The effects of CP-101,606 on the parkinsonism were more difficult to interpret. Tapping speed was reduced by CP-101,606 with a trend suggesting a dose response. Despite the fact that tapping speed generally correlates with measures of bradykinesia, 30,27 the improvement in the motor UPDRS at peak levodopa concentration was not reduced by CP-101,606. This observation suggests that the slowing of tapping speed might not be due to antagonism of the antiparkinsonian actions of levodopa but to the mental effects induced by CP-101,606. Video tape scoring of bradykinesia evaluated during tapping of fingers and toes as in the motor UPDRS tasks also did not find evidence of improvement or worsening of bradykinesia by CP-101,606. Actigraphy indicated less arm movement during the CP-101,606 treatments although this could represent a decrease in dyskinesia as well as in normal voluntary movements.
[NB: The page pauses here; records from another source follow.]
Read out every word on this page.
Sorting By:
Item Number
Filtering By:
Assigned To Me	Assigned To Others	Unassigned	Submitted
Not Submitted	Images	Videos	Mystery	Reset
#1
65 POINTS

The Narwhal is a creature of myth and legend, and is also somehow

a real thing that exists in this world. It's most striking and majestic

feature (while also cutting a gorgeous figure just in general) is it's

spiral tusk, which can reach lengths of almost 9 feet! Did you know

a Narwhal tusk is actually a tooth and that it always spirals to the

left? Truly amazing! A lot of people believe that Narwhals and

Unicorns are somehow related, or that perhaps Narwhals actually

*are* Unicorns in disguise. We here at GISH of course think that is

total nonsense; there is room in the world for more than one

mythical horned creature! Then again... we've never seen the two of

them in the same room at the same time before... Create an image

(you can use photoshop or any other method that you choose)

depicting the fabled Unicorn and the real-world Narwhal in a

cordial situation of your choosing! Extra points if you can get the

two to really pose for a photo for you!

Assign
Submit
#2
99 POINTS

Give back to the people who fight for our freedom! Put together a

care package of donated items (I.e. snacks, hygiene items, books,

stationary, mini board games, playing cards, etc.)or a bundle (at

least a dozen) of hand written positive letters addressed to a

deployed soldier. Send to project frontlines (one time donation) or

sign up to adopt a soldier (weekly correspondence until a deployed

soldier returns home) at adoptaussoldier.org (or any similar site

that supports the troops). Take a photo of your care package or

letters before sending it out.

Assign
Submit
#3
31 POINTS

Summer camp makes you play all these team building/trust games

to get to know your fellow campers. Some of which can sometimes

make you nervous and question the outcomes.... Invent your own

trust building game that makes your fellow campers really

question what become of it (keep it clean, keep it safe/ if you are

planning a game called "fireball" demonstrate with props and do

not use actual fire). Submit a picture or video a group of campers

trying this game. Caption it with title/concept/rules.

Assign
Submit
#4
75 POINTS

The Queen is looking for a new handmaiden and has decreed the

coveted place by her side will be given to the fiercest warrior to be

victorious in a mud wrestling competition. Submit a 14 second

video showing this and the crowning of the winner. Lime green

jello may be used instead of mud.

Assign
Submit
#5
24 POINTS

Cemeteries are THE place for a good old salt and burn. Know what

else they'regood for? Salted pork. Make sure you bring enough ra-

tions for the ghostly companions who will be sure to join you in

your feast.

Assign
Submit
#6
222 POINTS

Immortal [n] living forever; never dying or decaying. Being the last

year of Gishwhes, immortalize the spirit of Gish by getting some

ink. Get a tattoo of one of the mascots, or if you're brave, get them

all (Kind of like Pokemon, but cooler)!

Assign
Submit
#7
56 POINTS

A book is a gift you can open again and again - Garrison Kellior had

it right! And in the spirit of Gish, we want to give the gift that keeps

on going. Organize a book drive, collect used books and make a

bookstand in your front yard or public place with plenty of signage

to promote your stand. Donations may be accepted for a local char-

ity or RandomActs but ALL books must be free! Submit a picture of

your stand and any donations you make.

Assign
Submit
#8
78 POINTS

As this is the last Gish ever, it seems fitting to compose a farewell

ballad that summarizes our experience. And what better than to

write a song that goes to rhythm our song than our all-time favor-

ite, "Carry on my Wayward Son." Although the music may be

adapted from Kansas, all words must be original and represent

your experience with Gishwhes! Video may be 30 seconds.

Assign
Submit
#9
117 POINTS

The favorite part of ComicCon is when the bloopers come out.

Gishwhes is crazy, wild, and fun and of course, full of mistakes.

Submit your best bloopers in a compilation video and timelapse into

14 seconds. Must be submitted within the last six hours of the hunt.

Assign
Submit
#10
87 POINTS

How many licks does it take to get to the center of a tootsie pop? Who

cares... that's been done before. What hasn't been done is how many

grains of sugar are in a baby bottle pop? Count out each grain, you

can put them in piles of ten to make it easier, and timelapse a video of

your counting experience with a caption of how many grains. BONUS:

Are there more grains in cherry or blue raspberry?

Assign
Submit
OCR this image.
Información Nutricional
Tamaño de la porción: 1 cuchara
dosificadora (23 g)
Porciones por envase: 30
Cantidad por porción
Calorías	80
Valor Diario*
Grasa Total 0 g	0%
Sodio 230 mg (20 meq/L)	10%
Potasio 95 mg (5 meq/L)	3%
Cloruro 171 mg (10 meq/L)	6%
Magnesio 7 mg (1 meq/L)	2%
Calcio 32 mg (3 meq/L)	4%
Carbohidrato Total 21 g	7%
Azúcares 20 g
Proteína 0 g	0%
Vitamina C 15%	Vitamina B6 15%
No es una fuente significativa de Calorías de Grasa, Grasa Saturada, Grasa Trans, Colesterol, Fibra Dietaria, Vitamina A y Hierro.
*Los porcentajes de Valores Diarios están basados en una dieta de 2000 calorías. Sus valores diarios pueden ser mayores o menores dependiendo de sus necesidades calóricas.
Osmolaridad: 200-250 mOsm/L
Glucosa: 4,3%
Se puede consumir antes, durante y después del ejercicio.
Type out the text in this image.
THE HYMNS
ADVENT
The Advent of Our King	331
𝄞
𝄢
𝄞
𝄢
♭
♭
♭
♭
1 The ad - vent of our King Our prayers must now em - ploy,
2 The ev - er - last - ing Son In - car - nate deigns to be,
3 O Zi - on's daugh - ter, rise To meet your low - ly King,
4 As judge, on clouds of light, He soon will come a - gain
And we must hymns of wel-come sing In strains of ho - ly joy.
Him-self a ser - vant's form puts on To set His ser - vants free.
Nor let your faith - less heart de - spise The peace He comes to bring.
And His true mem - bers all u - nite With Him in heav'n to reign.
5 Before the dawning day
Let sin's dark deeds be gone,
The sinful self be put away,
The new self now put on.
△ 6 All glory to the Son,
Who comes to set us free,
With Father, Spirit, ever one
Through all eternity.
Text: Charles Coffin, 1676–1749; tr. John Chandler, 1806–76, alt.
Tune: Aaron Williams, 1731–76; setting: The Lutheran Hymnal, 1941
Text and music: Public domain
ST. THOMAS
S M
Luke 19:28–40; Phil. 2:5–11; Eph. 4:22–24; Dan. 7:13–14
The possible worsening of the parkinsonism and certainly, no improvement in the parkinsonism, is in contrast to numerous preclinical studies suggesting that NR2B subtype selective agents augmented the effects of levodopa 16,12,11,13,14. The differences in results from preclinical studies and this clinical study may be related to differences in the NMDA antagonists studied, the doses of the antagonists and levodopa employed in the trials and the differences between toxin-induced parkinsonism in animals and idiopathic parkinsonism in humans.

Cognitive Function

CP-101,606 was associated with dissociation, abnormal thinking and amnesia. Amnesia and dissociation are well recognized with ketamine, another glutamate antagonist used for anesthesia.31 Although it had been speculated that these side effects might be less with CP-101,60632,22, the high concentrations of NR2B receptors in the hippocampus probably explain these effects.3 The dissociation and amnesia with an NR2B antagonist in this study suggest that NR2B agonists might be useful in memory or post traumatic stress disorders.

Conclusion

Our study lends support to the hypothesis that NR2B glutamate antagonists may suppress dyskinesia but also indicates that the effects of NR2B glutamate antagonists on motor and cognitive function may limit the usefulness of this class of drug. However, the fact that the antidyskinetic effects were maximal with the low dose of CP-101,606 and the cognitive effects were dose responsive suggests that lower doses of CP-101,606 could yield an acceptable therapeutic ratio of benefit to adverse effects.

Acknowledgements

We thank the subjects for their voluntary participation in a demanding protocol. This project was funded by a grant from Pfizer Global Research and Development.